The reports were used to gather bibliographic information, and associate each entry with an identifier. After each report was complete, we used it to propagate the identifiers for the referenced works back into the markup of the intertextual gestures in WWO. As a result, most—but not all—of the gestures in WWO had tags to mark them out, as well as pointers to relevant bibliography entries.

By this point, our team had substantial experience with interpreting WWO encoding, researching extant works, creating bibliography entries in TEI, and using XPath to identify features of markup. Rather than creating another spreadsheet or HTML report on the remaining gestures, we worked directly in the WWO documents. Each team member worked exclusively in the WWO files and in the XML bibliography, using XPath to find tagged gestures that did not yet have pointers to the bibliography, and working to identify them. These primarily included the remainder of the quotes, as well as bibl elements that did not include titles.
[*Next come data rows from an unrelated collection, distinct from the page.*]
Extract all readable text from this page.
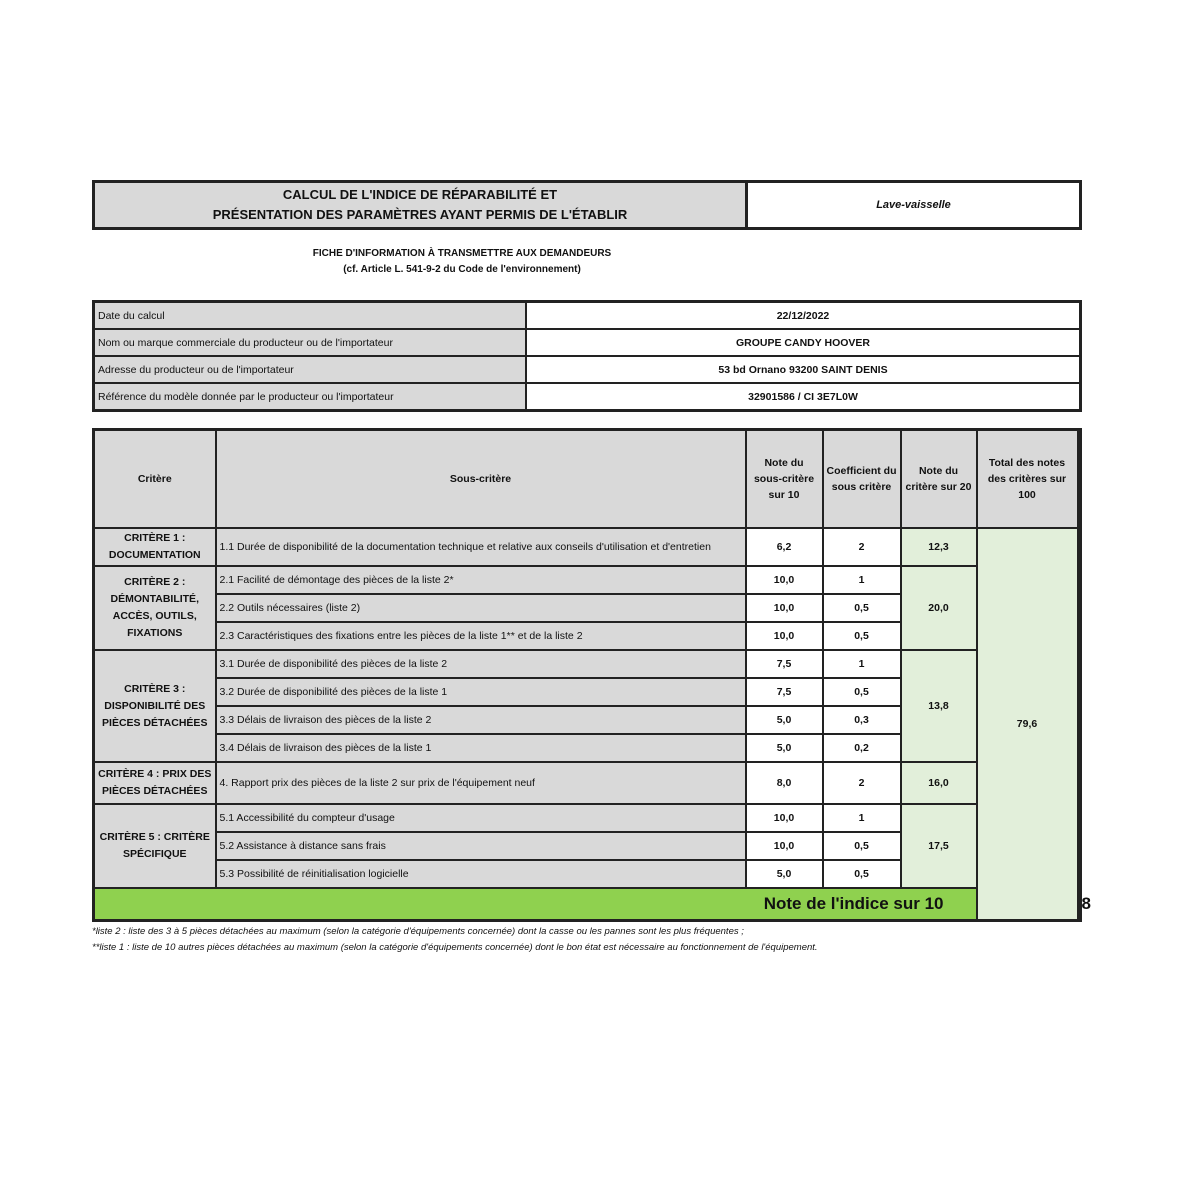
CALCUL DE L'INDICE DE RÉPARABILITÉ ET
PRÉSENTATION DES PARAMÈTRES AYANT PERMIS DE L'ÉTABLIR
Lave-vaisselle
FICHE D'INFORMATION À TRANSMETTRE AUX DEMANDEURS
(cf. Article L. 541-9-2 du Code de l'environnement)
Date du calcul	22/12/2022
Nom ou marque commerciale du producteur ou de l'importateur	GROUPE CANDY HOOVER
Adresse du producteur ou de l'importateur	53 bd Ornano 93200 SAINT DENIS
Référence du modèle donnée par le producteur ou l'importateur	32901586 / CI 3E7L0W
Critère	Sous-critère	Note du sous-critère sur 10	Coefficient du sous critère	Note du critère sur 20	Total des notes des critères sur 100	
CRITÈRE 1 : DOCUMENTATION	1.1 Durée de disponibilité de la documentation technique et relative aux conseils d'utilisation et d'entretien	6,2	2	12,3	79,6	
CRITÈRE 2 : DÉMONTABILITÉ, ACCÈS, OUTILS, FIXATIONS	2.1 Facilité de démontage des pièces de la liste 2*	10,0	1	20,0		
	2.2 Outils nécessaires (liste 2)	10,0	0,5			
	2.3 Caractéristiques des fixations entre les pièces de la liste 1** et de la liste 2	10,0	0,5			
CRITÈRE 3 : DISPONIBILITÉ DES PIÈCES DÉTACHÉES	3.1 Durée de disponibilité des pièces de la liste 2	7,5	1	13,8		
	3.2 Durée de disponibilité des pièces de la liste 1	7,5	0,5			
	3.3 Délais de livraison des pièces de la liste 2	5,0	0,3			
	3.4 Délais de livraison des pièces de la liste 1	5,0	0,2			
CRITÈRE 4 : PRIX DES PIÈCES DÉTACHÉES	4. Rapport prix des pièces de la liste 2 sur prix de l'équipement neuf	8,0	2	16,0		
CRITÈRE 5 : CRITÈRE SPÉCIFIQUE	5.1 Accessibilité du compteur d'usage	10,0	1	17,5		
	5.2 Assistance à distance sans frais	10,0	0,5			
	5.3 Possibilité de réinitialisation logicielle	5,0	0,5			
Note de l'indice sur 10						8
*liste 2 : liste des 3 à 5 pièces détachées au maximum (selon la catégorie d'équipements concernée) dont la casse ou les pannes sont les plus fréquentes ;
**liste 1 : liste de 10 autres pièces détachées au maximum (selon la catégorie d'équipements concernée) dont le bon état est nécessaire au fonctionnement de l'équipement.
We also assigned identifiers to the authors and contributors named in the bibliography, ensuring that works by the same person would be linked. As part of this work, we began categorizing authors by perceived gender identity, using names, pronouns, honorifics and other titles to make a decision. These classifications are essential not only for making women’s contributions visible, but for allowing researchers to drill down into the ways WWO authors engaged with works by contributors of different genders. Still, it is important to note that we used modern sensibilities and understandings of gender when we made choices on how to classify historical people. The concepts of “sex” and “gender” are deeply personal, and they shift over time. As such, one should treat our categorization of historical individuals with a grain of salt.